How to Upgrade DOKS Clusters to Newer Versions

DigitalOcean Kubernetes (DOKS) is a managed Kubernetes service. Deploy Kubernetes clusters with a fully managed control plane, high availability, autoscaling, and native integration with DigitalOcean Load Balancers and volumes. You can add node pools using shared and dedicated CPUs, and NVIDIA H100 GPUs in a single GPU or 8 GPU configuration. DOKS clusters are compatible with standard Kubernetes toolchains and the DigitalOcean API and CLI.


You can upgrade DigitalOcean Kubernetes clusters to newer patch versions (for example, 1.20.1 to 1.20.2) as well as new minor versions (for example, 1.19.1 to 1.20.1) in the DigitalOcean Control Panel or in doctl, the command line interface (CLI) tool.

There are two ways to upgrade:

  • On demand. When an upgrade becomes available for DigitalOcean Kubernetes, you can manually trigger the upgrade process. You can upgrade to a new minor version using the manual process, provided you first perform all available patch-level upgrades for your current minor version.

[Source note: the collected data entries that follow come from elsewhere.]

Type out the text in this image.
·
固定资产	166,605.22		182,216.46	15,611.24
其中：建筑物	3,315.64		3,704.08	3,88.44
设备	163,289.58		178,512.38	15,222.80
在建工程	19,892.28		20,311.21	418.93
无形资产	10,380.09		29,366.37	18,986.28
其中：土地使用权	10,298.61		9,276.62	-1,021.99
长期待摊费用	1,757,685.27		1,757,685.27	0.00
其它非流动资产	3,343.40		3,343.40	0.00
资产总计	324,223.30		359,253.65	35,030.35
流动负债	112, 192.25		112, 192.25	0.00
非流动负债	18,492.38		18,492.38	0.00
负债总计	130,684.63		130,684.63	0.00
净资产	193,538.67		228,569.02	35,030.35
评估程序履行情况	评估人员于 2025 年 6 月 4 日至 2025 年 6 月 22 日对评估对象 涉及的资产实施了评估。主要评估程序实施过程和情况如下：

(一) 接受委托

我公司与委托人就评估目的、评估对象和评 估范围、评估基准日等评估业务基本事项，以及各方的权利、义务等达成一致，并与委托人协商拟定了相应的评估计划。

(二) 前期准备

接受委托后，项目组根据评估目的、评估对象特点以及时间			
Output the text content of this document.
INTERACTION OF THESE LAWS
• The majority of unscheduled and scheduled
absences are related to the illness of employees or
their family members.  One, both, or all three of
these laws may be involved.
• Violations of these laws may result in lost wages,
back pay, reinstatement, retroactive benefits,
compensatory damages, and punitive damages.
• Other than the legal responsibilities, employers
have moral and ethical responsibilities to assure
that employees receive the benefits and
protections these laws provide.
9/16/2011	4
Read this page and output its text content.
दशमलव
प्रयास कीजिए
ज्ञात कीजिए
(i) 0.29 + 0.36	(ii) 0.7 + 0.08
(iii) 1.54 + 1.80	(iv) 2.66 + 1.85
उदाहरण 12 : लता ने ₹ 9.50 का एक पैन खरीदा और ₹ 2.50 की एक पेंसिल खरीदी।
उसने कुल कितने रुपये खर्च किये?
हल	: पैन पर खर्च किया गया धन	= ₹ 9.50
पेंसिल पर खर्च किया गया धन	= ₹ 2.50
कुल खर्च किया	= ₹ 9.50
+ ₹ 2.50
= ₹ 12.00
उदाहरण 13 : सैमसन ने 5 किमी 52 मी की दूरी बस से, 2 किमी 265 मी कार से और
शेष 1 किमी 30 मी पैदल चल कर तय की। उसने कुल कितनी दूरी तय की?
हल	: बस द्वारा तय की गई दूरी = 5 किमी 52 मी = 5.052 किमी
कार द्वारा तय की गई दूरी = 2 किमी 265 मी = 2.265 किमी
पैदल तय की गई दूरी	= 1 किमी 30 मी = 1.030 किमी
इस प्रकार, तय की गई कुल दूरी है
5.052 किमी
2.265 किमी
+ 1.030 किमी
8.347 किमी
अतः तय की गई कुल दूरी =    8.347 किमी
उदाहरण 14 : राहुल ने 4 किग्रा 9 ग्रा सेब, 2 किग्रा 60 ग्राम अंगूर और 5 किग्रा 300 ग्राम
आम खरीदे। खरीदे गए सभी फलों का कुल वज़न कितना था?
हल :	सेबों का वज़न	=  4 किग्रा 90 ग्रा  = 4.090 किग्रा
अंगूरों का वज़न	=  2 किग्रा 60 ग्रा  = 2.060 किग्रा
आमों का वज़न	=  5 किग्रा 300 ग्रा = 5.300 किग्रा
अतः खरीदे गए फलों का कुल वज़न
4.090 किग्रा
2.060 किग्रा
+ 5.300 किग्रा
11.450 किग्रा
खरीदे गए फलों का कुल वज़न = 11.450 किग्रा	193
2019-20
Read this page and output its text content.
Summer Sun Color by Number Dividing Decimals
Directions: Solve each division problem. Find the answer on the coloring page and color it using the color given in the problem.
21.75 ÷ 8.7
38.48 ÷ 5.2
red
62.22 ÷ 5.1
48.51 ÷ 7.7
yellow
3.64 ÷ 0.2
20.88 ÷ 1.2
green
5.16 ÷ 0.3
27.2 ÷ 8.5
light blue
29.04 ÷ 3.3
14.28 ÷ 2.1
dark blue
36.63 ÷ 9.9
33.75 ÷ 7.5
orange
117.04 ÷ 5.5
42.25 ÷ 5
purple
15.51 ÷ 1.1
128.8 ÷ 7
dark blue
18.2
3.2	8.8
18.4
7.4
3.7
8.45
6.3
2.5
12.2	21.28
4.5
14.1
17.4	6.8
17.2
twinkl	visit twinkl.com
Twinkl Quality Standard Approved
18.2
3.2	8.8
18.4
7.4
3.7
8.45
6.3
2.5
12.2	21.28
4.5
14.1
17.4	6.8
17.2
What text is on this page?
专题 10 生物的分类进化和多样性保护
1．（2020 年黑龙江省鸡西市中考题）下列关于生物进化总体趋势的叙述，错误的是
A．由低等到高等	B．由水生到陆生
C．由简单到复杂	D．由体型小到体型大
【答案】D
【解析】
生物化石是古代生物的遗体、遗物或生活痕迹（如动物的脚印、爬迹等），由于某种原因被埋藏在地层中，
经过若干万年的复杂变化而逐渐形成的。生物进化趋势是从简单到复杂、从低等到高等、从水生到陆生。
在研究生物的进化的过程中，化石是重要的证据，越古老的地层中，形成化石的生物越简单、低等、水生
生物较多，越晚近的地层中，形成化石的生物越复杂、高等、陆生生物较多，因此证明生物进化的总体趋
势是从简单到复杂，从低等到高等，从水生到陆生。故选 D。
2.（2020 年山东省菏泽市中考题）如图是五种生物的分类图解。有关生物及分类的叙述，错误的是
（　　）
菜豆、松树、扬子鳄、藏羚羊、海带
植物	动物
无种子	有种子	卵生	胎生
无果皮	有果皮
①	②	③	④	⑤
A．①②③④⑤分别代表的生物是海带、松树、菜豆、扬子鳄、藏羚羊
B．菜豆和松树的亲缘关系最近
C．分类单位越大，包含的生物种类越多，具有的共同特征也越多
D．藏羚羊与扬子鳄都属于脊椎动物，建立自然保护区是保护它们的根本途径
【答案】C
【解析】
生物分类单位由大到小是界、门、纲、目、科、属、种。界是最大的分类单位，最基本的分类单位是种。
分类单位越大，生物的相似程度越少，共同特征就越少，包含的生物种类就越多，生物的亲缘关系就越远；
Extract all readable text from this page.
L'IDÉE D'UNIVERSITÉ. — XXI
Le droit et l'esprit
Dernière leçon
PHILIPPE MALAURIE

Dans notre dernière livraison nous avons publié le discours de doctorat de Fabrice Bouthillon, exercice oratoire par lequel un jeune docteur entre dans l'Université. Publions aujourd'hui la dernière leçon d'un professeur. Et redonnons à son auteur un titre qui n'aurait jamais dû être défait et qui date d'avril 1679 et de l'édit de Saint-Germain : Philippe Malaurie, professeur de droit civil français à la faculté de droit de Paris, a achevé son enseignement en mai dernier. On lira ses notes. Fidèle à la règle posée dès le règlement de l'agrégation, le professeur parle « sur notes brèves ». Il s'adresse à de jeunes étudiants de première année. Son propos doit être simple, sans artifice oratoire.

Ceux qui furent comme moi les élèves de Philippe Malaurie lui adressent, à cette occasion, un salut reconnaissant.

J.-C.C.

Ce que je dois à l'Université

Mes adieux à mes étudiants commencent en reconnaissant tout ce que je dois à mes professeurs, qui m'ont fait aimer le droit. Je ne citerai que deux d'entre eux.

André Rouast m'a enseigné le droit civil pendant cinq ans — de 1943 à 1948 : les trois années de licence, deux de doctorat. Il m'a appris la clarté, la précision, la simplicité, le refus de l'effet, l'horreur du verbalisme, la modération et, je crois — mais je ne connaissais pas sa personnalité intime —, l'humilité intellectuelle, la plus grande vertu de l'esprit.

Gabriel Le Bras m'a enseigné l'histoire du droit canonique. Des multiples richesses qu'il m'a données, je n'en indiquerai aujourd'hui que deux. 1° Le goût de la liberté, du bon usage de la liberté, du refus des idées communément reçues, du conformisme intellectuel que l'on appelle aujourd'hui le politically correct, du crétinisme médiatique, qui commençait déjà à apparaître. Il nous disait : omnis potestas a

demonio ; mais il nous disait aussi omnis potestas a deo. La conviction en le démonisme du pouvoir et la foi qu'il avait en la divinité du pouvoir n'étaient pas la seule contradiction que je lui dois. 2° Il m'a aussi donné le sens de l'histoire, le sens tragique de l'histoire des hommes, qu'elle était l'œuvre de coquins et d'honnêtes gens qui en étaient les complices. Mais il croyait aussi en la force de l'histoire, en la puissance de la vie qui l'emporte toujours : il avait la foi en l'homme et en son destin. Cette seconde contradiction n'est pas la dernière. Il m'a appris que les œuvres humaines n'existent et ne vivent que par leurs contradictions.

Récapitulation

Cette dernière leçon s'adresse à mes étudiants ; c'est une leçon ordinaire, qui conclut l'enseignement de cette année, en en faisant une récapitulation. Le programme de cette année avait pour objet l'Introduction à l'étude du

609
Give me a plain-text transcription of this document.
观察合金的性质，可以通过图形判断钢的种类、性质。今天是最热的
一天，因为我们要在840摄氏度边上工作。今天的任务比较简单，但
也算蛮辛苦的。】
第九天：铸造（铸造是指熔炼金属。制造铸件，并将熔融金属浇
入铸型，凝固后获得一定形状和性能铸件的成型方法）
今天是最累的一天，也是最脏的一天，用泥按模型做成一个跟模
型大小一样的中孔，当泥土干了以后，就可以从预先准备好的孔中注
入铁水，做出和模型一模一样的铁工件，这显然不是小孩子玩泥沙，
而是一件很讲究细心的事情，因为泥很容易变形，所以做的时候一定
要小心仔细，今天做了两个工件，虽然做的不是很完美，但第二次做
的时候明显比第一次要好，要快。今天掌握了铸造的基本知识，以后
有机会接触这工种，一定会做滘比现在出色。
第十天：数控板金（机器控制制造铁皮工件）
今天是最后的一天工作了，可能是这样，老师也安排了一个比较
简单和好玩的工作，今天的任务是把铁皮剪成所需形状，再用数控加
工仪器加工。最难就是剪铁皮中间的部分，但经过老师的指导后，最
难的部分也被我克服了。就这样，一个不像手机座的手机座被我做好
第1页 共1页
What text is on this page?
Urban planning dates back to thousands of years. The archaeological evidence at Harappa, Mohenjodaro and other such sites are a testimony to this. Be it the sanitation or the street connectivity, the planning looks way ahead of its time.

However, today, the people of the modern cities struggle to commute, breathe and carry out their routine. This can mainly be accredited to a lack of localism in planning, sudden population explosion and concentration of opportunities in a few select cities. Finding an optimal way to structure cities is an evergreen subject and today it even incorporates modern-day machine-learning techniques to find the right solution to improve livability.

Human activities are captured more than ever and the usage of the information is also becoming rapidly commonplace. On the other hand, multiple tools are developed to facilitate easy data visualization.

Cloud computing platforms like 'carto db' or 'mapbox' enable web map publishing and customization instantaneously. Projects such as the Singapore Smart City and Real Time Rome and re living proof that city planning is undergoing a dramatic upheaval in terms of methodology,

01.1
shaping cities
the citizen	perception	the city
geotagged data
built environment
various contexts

  • Automatically. You can enable automatic upgrades for a cluster that happen within a maintenance window you specify. Automatic updates trigger on new patch versions of Kubernetes and new point releases of DigitalOcean Kubernetes subsystems with non-breaking updates. However, your cluster is not be automatically upgraded to new minor Kubernetes versions (for example, 1.19.1 to 1.20.1).

Note
DigitalOcean Kubernetes officially supports the latest three minor versions of upstream Kubernetes. If your cluster is running an older version of Kubernetes, we force an upgrade, even if automatic upgrades are disabled. The upgrade takes place during our scheduled maintenance windows and you receive notifications in advance via email, the control panel, and our status page. For details, see Required Upgrades.

Required Upgrades

When a required upgrade is scheduled for your cluster, a notification appears in the control panel indicating the target version and when the required upgrade is scheduled to occur. You can configure the weekday and time required upgrades occur in the Upgrade window in the Settings tab of the cluster. You can upgrade the cluster yourself before this date.

When a minor version becomes unsupported, we schedule an upgrade to the latest patch version of the next supported minor version. We notify you via email 30 days prior to the scheduled upgrade. We notify you again 7 days and the day before the upgrade starts.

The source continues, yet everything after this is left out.